The Closing Disclosure and the Three Business Day Rule

Three business days before you sign for a home loan, a document arrives that deserves your full attention. It is called the Closing Disclosure, and the law gives you those three days on purpose. Here is how to use them.

Written by Adam L. Engel, Esq., Principal and real estate attorney at Prime Title & Escrow

Most people glance at their Closing Disclosure and file it away. I would rather you read it, because it is the clearest, most honest summary of the deal you are about to sign, and you have a built in window to question anything that looks off.

The rule in one sentence

For most home loans, federal law from the Consumer Financial Protection Bureau (CFPB) requires your lender to give you the Closing Disclosure at least three business days before you sign, so you can review your final loan terms and costs without pressure.

What the Closing Disclosure shows

Your Closing Disclosure lays out your loan amount, your interest rate, your monthly payment, your cash to close, and an itemized list of every fee in the transaction. It is built to mirror the Loan Estimate you received when you applied, so you can set the two side by side and see what changed. For where the cash to close figure comes from, see my guide to cash to close.

Why three days

The CFPB created this window as part of its Know Before You Owe rules, after years of buyers being handed a stack of final numbers for the first time at the closing table, with a pen already in their hand. The three days are business days, and they belong to you. Use them to read, to compare, and to ask.

What restarts the three day clock

Most last minute changes do not reset the window, but three specific ones do, under the rule. The clock starts over if a change makes your annual percentage rate inaccurate beyond the allowed tolerance, if your loan product itself changes, for example switching from a fixed rate to an adjustable rate, or if a prepayment penalty is added. When one of those happens, you receive a fresh three business day period before you can sign.

How to use your three days

Compare your Closing Disclosure to your Loan Estimate. Check the loan amount, the interest rate, the monthly payment, and the cash to close. Then call me about anything that does not match. Bring your questions before closing day, not to it.

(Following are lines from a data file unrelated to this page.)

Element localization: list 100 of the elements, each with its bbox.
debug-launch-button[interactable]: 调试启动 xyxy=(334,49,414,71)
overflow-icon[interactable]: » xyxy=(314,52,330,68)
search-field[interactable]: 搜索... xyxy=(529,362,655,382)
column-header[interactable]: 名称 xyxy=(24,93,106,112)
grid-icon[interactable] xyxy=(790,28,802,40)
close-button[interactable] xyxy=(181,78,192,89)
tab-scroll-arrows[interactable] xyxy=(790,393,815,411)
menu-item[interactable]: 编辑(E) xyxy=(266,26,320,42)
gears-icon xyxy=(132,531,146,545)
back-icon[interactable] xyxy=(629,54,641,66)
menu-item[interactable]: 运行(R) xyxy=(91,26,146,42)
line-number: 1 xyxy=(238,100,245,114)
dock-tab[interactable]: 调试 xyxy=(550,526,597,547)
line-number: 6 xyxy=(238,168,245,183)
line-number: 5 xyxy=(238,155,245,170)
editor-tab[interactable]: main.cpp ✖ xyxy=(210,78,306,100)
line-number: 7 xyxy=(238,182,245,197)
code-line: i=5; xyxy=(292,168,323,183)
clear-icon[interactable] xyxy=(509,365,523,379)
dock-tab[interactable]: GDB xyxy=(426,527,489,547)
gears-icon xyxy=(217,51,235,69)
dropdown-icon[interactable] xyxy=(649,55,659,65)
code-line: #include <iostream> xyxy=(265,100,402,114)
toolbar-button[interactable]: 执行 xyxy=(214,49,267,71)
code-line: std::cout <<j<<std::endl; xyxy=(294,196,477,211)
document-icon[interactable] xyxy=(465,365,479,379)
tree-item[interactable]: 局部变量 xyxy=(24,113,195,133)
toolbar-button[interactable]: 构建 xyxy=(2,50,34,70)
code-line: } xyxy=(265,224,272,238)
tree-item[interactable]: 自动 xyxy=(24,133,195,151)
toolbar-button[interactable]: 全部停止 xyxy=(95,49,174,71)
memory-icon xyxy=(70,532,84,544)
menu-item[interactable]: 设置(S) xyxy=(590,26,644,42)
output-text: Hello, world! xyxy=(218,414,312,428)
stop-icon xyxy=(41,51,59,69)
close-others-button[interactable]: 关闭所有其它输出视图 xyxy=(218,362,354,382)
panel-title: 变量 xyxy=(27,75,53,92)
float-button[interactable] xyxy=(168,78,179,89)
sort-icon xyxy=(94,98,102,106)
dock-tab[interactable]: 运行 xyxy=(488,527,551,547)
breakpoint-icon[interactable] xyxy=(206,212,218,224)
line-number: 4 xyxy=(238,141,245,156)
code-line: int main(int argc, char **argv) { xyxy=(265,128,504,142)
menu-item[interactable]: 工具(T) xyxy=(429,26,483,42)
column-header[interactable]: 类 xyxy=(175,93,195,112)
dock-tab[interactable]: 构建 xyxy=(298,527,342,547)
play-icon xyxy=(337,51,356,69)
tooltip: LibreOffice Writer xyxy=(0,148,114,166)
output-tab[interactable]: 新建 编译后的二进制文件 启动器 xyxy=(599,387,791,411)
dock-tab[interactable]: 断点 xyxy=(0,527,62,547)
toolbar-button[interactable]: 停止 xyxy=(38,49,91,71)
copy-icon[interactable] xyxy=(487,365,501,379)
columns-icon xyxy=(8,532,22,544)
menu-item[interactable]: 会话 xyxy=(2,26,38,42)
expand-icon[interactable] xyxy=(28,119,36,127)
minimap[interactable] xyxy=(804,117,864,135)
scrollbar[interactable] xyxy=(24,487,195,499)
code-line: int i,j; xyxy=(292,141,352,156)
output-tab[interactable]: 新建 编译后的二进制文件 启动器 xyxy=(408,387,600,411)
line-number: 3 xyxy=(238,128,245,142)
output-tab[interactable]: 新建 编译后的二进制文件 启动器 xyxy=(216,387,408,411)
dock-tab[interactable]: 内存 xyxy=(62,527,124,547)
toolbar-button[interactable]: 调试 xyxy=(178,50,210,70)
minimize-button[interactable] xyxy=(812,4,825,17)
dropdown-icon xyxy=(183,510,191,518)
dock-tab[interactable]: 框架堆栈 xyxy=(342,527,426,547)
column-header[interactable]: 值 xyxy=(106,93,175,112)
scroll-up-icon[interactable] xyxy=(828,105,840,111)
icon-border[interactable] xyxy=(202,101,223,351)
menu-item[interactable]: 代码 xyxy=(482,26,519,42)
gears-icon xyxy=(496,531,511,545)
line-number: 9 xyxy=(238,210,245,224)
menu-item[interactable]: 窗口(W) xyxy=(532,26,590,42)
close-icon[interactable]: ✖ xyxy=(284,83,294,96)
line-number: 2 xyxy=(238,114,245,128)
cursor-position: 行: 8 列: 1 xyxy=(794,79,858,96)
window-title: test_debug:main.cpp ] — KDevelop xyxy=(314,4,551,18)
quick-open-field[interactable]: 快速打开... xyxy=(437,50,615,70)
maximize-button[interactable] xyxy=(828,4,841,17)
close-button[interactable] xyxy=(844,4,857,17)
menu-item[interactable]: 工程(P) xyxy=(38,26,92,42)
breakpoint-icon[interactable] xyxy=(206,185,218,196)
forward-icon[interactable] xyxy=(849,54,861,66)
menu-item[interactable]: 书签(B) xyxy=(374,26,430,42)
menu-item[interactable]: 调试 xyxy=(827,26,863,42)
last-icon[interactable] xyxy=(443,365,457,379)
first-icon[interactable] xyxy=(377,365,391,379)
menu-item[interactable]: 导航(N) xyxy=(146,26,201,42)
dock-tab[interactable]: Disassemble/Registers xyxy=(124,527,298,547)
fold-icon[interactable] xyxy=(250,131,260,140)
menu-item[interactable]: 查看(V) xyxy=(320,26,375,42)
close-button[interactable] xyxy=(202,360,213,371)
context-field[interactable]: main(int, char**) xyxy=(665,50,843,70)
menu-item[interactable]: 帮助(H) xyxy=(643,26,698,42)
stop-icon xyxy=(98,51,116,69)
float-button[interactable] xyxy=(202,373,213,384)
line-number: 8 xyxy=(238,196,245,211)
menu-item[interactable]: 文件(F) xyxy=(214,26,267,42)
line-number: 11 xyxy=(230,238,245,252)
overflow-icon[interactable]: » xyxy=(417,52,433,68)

How this fits your closing

The Closing Disclosure is one step in a larger sequence, and it tends to be the moment everything becomes real. For the whole path from contract to recorded deed, see what happens at a Virginia closing, and for the bigger picture of the work behind it, my overview of what a title and escrow company does.

The lines to read first

If you only have time to check a few things, check these. Confirm that your loan amount and interest rate are what you agreed to. Look at the full monthly payment, including the portion that covers property taxes and insurance, so the number does not surprise you later. Find your cash to close and make sure it matches what you planned to bring. Then scan the cost details for any fee that is new or noticeably larger than your Loan Estimate showed. Those are the lines where mistakes tend to hide.

If something looks wrong, you do not have to fix it alone or sign anyway. Call me and call your lender during the window. Most issues are corrected quickly once someone flags them, and catching them is the entire point of the three days.

It is also worth knowing what the Closing Disclosure is not. It is not a separate bill, and it is not the deed. It is the summary your lender is required to give you, and it becomes the script for the money side of your closing. The settlement statement I prepare tracks it closely, and where a third party charge differs, I can tell you exactly why.

One last point: there is no advantage to waiving the window, and no penalty for using all of it. If anyone pressures you to sign sooner than the rules allow, treat that as a reason to slow down, not to rush.

If you are paying cash rather than financing, the three day rule does not apply to you, because there is no loan behind it. You will still receive a settlement statement from me with every figure laid out, and I am glad to review it with you on the same careful footing before you sign.

Closing Disclosure in hand and unsure?

Send it over and I will walk the numbers with you before you sign.

Get Your Free Quoteor call (703) 552-4155

This article is general information about the Closing Disclosure and federal timing rules. It is not legal or financial advice for your specific loan, and rules can change. Please confirm the details that apply to your closing with me directly.

Frequently asked questions

What is a Closing Disclosure?

It is a document that lists your final loan terms and closing costs for most home loans. It mirrors your Loan Estimate so you can compare the two.

When do I get my Closing Disclosure?

Your lender must deliver it at least three business days before you sign, under a Consumer Financial Protection Bureau rule designed to give you time to review.

What is the three day rule?

It is the requirement that you receive your Closing Disclosure at least three business days before signing, so you can review your final numbers without pressure.

What changes restart the three day waiting period?

Three changes reset the clock: a change that makes the annual percentage rate inaccurate beyond tolerance, a change in the loan product, or the addition of a prepayment penalty.

Does the Closing Disclosure apply to a cash purchase?

The Closing Disclosure and the three day rule apply to most mortgage loans. A cash purchase uses a settlement statement instead, which I review with you before closing.